L’année suivante, Citibank peine à trouver des alliés susceptibles de venir renforcer son capital à elle. Qu’à cela ne tienne : le jeune prince saoudien lui tend très vite une main secourable, et, en janvier 1991, il investit chez elle 590 millions de dollars, c’est-à-dire pratiquement la moitié de la richesse qu’il a réussi à accumuler jusqu’alors. Comme si cela ne suffisait pas, un mois plus tard, son investissement total dans l’autre société, Citicorp, atteindra 797 millions de dollars, soit environ 15% du capital total… Tout en étant contraint à une certaine retenue du fait de la législation états-unienne qui interdit la constitution de trusts trop importants, le prince Alwaleed est alors devenu le plus grand actionnaire de la plus grande institution financière des États – Unis de l’époque.

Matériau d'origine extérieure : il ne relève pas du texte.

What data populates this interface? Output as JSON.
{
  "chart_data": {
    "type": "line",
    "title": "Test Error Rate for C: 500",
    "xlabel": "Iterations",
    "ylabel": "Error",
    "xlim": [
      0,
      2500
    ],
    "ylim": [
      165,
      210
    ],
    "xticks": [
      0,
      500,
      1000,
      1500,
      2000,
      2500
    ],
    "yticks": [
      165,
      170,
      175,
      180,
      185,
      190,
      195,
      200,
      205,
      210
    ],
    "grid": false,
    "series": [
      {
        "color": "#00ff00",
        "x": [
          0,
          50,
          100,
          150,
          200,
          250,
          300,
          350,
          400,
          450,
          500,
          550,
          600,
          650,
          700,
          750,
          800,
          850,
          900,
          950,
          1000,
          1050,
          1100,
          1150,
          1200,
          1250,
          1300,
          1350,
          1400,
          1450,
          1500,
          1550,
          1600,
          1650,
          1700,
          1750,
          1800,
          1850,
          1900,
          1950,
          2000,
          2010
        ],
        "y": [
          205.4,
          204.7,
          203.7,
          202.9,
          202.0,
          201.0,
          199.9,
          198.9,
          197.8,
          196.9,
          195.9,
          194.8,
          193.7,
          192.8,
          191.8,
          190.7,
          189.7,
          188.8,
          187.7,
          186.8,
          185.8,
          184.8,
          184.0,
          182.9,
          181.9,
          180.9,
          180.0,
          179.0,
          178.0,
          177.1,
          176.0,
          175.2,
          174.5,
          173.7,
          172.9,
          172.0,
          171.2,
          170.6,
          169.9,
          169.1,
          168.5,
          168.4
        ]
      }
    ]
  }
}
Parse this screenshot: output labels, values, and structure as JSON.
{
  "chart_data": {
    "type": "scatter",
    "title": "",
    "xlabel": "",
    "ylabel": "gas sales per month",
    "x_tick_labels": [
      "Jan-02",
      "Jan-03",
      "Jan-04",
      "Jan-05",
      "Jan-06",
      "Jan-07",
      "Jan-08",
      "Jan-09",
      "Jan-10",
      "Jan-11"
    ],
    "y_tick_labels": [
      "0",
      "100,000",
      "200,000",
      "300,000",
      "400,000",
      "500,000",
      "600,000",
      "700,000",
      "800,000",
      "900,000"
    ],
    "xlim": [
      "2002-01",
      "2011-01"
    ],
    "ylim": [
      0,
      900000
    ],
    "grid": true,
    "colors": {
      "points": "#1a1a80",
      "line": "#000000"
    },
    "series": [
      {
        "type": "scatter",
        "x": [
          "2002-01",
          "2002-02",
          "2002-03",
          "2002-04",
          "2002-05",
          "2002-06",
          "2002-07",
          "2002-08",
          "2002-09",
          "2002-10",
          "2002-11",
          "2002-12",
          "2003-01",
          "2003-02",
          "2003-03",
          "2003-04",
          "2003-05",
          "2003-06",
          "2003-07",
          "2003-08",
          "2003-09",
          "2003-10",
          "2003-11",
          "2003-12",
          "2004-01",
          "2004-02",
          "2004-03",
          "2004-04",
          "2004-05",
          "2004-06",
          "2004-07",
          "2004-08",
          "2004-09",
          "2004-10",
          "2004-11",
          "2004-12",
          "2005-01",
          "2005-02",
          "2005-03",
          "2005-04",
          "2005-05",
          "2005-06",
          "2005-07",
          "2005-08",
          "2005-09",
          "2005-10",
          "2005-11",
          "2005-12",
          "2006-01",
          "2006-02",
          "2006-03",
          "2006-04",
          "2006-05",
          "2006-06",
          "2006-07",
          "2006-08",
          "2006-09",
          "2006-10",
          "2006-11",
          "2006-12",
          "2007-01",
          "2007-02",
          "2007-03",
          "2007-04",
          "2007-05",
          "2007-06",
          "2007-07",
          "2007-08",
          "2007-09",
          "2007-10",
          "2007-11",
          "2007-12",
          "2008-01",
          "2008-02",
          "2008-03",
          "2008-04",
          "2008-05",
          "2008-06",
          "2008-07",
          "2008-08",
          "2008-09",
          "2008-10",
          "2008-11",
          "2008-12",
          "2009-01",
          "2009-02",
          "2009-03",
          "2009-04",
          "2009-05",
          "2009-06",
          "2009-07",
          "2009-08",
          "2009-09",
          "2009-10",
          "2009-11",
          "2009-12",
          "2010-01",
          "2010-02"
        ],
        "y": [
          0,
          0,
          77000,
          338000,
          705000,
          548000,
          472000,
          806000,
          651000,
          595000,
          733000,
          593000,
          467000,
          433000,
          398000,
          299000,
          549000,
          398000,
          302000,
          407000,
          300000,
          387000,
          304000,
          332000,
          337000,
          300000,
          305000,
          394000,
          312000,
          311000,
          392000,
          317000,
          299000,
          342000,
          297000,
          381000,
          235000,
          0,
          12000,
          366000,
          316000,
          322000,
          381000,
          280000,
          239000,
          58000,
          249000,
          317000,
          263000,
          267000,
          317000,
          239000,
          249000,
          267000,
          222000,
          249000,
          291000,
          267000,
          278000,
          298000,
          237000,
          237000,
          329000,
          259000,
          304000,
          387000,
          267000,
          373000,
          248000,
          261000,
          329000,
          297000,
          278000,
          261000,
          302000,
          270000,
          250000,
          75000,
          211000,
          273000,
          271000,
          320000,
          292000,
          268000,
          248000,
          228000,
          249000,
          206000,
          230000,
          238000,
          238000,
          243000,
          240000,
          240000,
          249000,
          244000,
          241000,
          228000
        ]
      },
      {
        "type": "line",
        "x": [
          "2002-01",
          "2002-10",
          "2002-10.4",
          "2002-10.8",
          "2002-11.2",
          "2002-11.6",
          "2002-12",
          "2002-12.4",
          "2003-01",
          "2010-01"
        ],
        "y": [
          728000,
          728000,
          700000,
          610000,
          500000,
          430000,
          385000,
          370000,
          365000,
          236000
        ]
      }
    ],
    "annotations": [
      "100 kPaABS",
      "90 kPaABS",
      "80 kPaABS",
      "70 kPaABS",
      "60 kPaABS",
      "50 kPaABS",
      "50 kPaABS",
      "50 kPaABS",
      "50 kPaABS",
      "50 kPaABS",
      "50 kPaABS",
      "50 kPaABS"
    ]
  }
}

Ce qui gâte rien, le 8 octobre 1998, la fusion de Citicorp avec la compagnie d’assurances Travelers Group déboucherait sur la naissance de Citigroup, la plus grande société de services financiers au monde. Voilà donc de quel univers venait ce prince Alwaleed qu’Arnold Ekpe aura su intéresser à l’Ecobank de MM. Lawson, père et fils, qui ne faisait encore que végéter à Lomé (Togo)…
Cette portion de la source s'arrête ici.